Anche nelle relazioni estere vi sono conseguenze impreviste legate al caso Navalny, soprattutto a proposito dei rapporti con l’Unione Europea. Le relazioni euro-russe da anni sono soggette a continui scossoni e improvvisi cambi di rotta. L’annessione della Crimea da parte di Mosca e le successive sanzioni nel 2014 hanno segnato il punto più basso a livello diplomatico ed economico, anche se in seguito vi sono stati tentativi di tornare alla normalità. L’avvelenamento di Navalny e il suo rientro in Russia, l’arresto e le manifestazioni di protesta con tanto di cariche e fermi di polizia, potrebbero segnare una nuova svolta nelle tormentate relazioni con Bruxelles, con molte incognite. Al centro di ogni discussione su nuove sanzioni contro Mosca, vi è il North Stream 2, progetto considerato strategico dalla Germania, e che Berlino vuol tener fuori da qualsiasi possibile provvedimento futuro.
Allo stesso tempo, la nuova ondata di repressioni in Russia consolida lo storico fronte ostile a ogni possibile riavvicinamento europeo, che vede nella Polonia e nei paesi baltici i principali protagonisti, spesso e volentieri sostenuti da Washington come proprie pedine all’interno della UE. Questa incertezza nella politica estera europea è emersa anche da quanto avvenuto in seguito alla visita di “mister Pesc” Josep Borrell a Mosca dal 5 al 7 febbraio e ai colloqui con il ministro russo degli esteri Sergej Lavrov. Se durante la visita Borrell non si è sbilanciato a proposito di nuove sanzioni, questa volta personali, nei confronti di Mosca, una volta rientrato a Bruxelles l’alto rappresentante della diplomazia europea ha ventilato tale possibilità come risultato del prossimo vertice dei ministri degli esteri dei 27 paesi membri il 22 febbraio. Anche da parte russa vi sono stati segnali di certo non distensivi, come l’annuncio dell’espulsione di tre diplomatici in servizio presso l’ambasciata tedesca a Mosca e i consolati polacco e svedese a San Pietroburgo proprio durante la visita di Borrell: i tre sono accusati di aver preso parte alle manifestazioni non autorizzate.
Si apre un nuovo periodo di incertezze tra Mosca e Bruxelles, dove si proverà a mantenere un fragilissimo equilibrio tra gli interessi dei paesi dell’Europa orientale, la Germania, e gli stati mediterranei nelle relazioni con la Russia.

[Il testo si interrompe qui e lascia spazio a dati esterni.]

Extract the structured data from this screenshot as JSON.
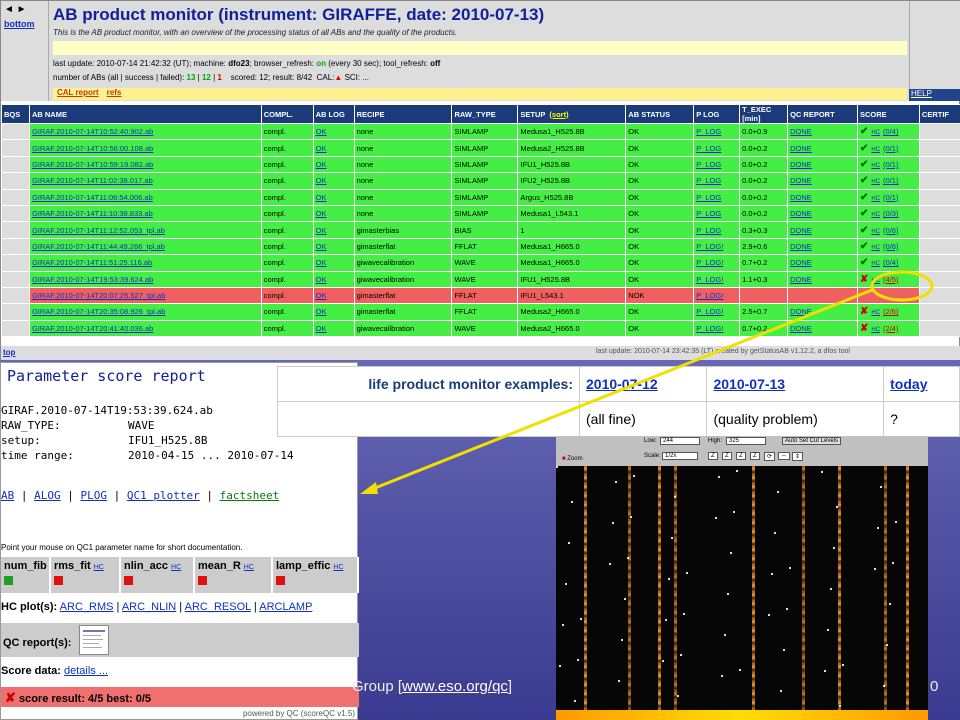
{
  "monitor": {
    "nav_arrows": "◄ ►",
    "nav_bottom": "bottom",
    "title": "AB product monitor (instrument: GIRAFFE, date: 2010-07-13)",
    "subtitle": "This is the AB product monitor, with an overview of the processing status of all ABs and the quality of the products.",
    "last_update_prefix": "last update: 2010-07-14 21:42:32 (UT); machine: ",
    "machine": "dfo23",
    "browser_refresh_prefix": "; browser_refresh: ",
    "browser_refresh": "on",
    "browser_refresh_suffix": " (every 30 sec); tool_refresh: ",
    "tool_refresh": "off",
    "counts_prefix": "number of ABs (all | success | failed): ",
    "count_all": "13",
    "count_success": "12",
    "count_failed": "1",
    "scored_text": "scored: 12; result: 8/42",
    "cal_label": "CAL:",
    "sci_label": "SCI: ...",
    "cal_report": "CAL report",
    "refs": "refs",
    "help": "HELP"
  },
  "columns": [
    "BQS",
    "AB NAME",
    "COMPL.",
    "AB LOG",
    "RECIPE",
    "RAW_TYPE",
    "SETUP",
    "AB STATUS",
    "P LOG",
    "T_EXEC [min]",
    "QC REPORT",
    "SCORE",
    "CERTIF"
  ],
  "setup_sort": "(sort)",
  "rows": [
    {
      "name": "GIRAF.2010-07-14T10:52:40.902.ab",
      "compl": "compl.",
      "log": "OK",
      "recipe": "none",
      "raw": "SIMLAMP",
      "setup": "Medusa1_H525.8B",
      "status": "OK",
      "plog": "P_LOG",
      "texec": "0.0+0.9",
      "qc": "DONE",
      "score": "(0/4)",
      "mark": "✔",
      "nok": false
    },
    {
      "name": "GIRAF.2010-07-14T10:56:00.108.ab",
      "compl": "compl.",
      "log": "OK",
      "recipe": "none",
      "raw": "SIMLAMP",
      "setup": "Medusa2_H525.8B",
      "status": "OK",
      "plog": "P_LOG",
      "texec": "0.0+0.2",
      "qc": "DONE",
      "score": "(0/1)",
      "mark": "✔",
      "nok": false
    },
    {
      "name": "GIRAF.2010-07-14T10:59:19.082.ab",
      "compl": "compl.",
      "log": "OK",
      "recipe": "none",
      "raw": "SIMLAMP",
      "setup": "IFU1_H525.8B",
      "status": "OK",
      "plog": "P_LOG",
      "texec": "0.0+0.2",
      "qc": "DONE",
      "score": "(0/1)",
      "mark": "✔",
      "nok": false
    },
    {
      "name": "GIRAF.2010-07-14T11:02:38.017.ab",
      "compl": "compl.",
      "log": "OK",
      "recipe": "none",
      "raw": "SIMLAMP",
      "setup": "IFU2_H525.8B",
      "status": "OK",
      "plog": "P_LOG",
      "texec": "0.0+0.2",
      "qc": "DONE",
      "score": "(0/1)",
      "mark": "✔",
      "nok": false
    },
    {
      "name": "GIRAF.2010-07-14T11:06:54.006.ab",
      "compl": "compl.",
      "log": "OK",
      "recipe": "none",
      "raw": "SIMLAMP",
      "setup": "Argus_H525.8B",
      "status": "OK",
      "plog": "P_LOG",
      "texec": "0.0+0.2",
      "qc": "DONE",
      "score": "(0/1)",
      "mark": "✔",
      "nok": false
    },
    {
      "name": "GIRAF.2010-07-14T11:10:38.833.ab",
      "compl": "compl.",
      "log": "OK",
      "recipe": "none",
      "raw": "SIMLAMP",
      "setup": "Medusa1_L543.1",
      "status": "OK",
      "plog": "P_LOG",
      "texec": "0.0+0.2",
      "qc": "DONE",
      "score": "(0/3)",
      "mark": "✔",
      "nok": false
    },
    {
      "name": "GIRAF.2010-07-14T11:12:52.053_tpl.ab",
      "compl": "compl.",
      "log": "OK",
      "recipe": "gimasterbias",
      "raw": "BIAS",
      "setup": "1",
      "status": "OK",
      "plog": "P_LOG",
      "texec": "0.3+0.3",
      "qc": "DONE",
      "score": "(0/6)",
      "mark": "✔",
      "nok": false
    },
    {
      "name": "GIRAF.2010-07-14T11:44:49.266_tpl.ab",
      "compl": "compl.",
      "log": "OK",
      "recipe": "gimasterflat",
      "raw": "FFLAT",
      "setup": "Medusa1_H665.0",
      "status": "OK",
      "plog": "P_LOG!",
      "texec": "2.9+0.6",
      "qc": "DONE",
      "score": "(0/6)",
      "mark": "✔",
      "nok": false
    },
    {
      "name": "GIRAF.2010-07-14T11:51:25.116.ab",
      "compl": "compl.",
      "log": "OK",
      "recipe": "giwavecalibration",
      "raw": "WAVE",
      "setup": "Medusa1_H665.0",
      "status": "OK",
      "plog": "P_LOG!",
      "texec": "0.7+0.2",
      "qc": "DONE",
      "score": "(0/4)",
      "mark": "✔",
      "nok": false
    },
    {
      "name": "GIRAF.2010-07-14T19:53:39.624.ab",
      "compl": "compl.",
      "log": "OK",
      "recipe": "giwavecalibration",
      "raw": "WAVE",
      "setup": "IFU1_H525.8B",
      "status": "OK",
      "plog": "P_LOG!",
      "texec": "1.1+0.3",
      "qc": "DONE",
      "score": "(4/5)",
      "mark": "✘",
      "nok": false
    },
    {
      "name": "GIRAF.2010-07-14T20:07:25.527_tpl.ab",
      "compl": "compl.",
      "log": "OK",
      "recipe": "gimasterflat",
      "raw": "FFLAT",
      "setup": "IFU1_L543.1",
      "status": "NOK",
      "plog": "P_LOG!",
      "texec": "",
      "qc": "",
      "score": "",
      "mark": "",
      "nok": true
    },
    {
      "name": "GIRAF.2010-07-14T20:35:08.926_tpl.ab",
      "compl": "compl.",
      "log": "OK",
      "recipe": "gimasterflat",
      "raw": "FFLAT",
      "setup": "Medusa2_H665.0",
      "status": "OK",
      "plog": "P_LOG!",
      "texec": "2.5+0.7",
      "qc": "DONE",
      "score": "(2/6)",
      "mark": "✘",
      "nok": false
    },
    {
      "name": "GIRAF.2010-07-14T20:41:40.036.ab",
      "compl": "compl.",
      "log": "OK",
      "recipe": "giwavecalibration",
      "raw": "WAVE",
      "setup": "Medusa2_H665.0",
      "status": "OK",
      "plog": "P_LOG!",
      "texec": "0.7+0.2",
      "qc": "DONE",
      "score": "(2/4)",
      "mark": "✘",
      "nok": false
    }
  ],
  "hc_label": "HC",
  "footer_row": {
    "top": "top",
    "info": "last update: 2010-07-14 23:42:35 (LT)          created by getStatusAB v1.12.2, a dfos tool"
  },
  "psr": {
    "title": "Parameter score report",
    "ab_name": "GIRAF.2010-07-14T19:53:39.624.ab",
    "raw_type_label": "RAW_TYPE:",
    "raw_type": "WAVE",
    "setup_label": "setup:",
    "setup": "IFU1_H525.8B",
    "time_range_label": "time range:",
    "time_range": "2010-04-15 ... 2010-07-14",
    "links": [
      "AB",
      "ALOG",
      "PLOG",
      "QC1 plotter"
    ],
    "factsheet": "factsheet",
    "hint": "Point your mouse on QC1 parameter name for short documentation.",
    "params": [
      {
        "name": "num_fib",
        "hc": "",
        "color": "#20a020"
      },
      {
        "name": "rms_fit",
        "hc": "HC",
        "color": "#e01010"
      },
      {
        "name": "nlin_acc",
        "hc": "HC",
        "color": "#e01010"
      },
      {
        "name": "mean_R",
        "hc": "HC",
        "color": "#e01010"
      },
      {
        "name": "lamp_effic",
        "hc": "HC",
        "color": "#e01010"
      }
    ],
    "hc_plots_label": "HC plot(s):",
    "hc_plots": [
      "ARC_RMS",
      "ARC_NLIN",
      "ARC_RESOL",
      "ARCLAMP"
    ],
    "qc_reports_label": "QC report(s):",
    "score_data_label": "Score data:",
    "score_data_link": "details ...",
    "score_result": "score result: 4/5  best: 0/5",
    "powered_by": "powered by QC (scoreQC v1.5)"
  },
  "examples": {
    "label": "life product monitor examples:",
    "links": [
      "2010-07-12",
      "2010-07-13",
      "today"
    ],
    "notes": [
      "(all fine)",
      "(quality problem)",
      "?"
    ]
  },
  "viewer": {
    "low_label": "Low:",
    "low_val": "244",
    "high_label": "High:",
    "high_val": "325",
    "auto_set": "Auto Set Cut Levels",
    "scale_label": "Scale:",
    "scale_val": "1/2x",
    "zoom": "Zoom"
  },
  "footer": {
    "text": "Group [",
    "link": "www.eso.org/qc",
    "close": "]",
    "pagenum": "0"
  }
}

L’idea adombrata nei mesi scorsi di una gestione del dossier russo da parte di Berlino (con una parziale partecipazione francese), dettata anche dai grossi investimenti tedeschi e dal gas russo, sembrerebbe indebolita da un protagonismo ritrovato delle capitali baltiche e di Varsavia, probabilmente anche in vista di un maggior coinvolgimento statunitense in Europa. Vi sono però ancora tanti tavoli aperti, tra la Russia e l’Unione Europea: oltre alla questione energetica, ai problemi in Bielorussia, all’applicazione degli accordi di Minsk in Ucraina, vi è anche il vaccino, con la conferma dell’efficacia dello Sputnik-V e un suo possibile impiego in altri paesi del continente. Come e quanto le turbolenze interne russe condizioneranno questa partita complessiva, sarà oggetto di analisi e di non poche sorprese nei prossimi mesi.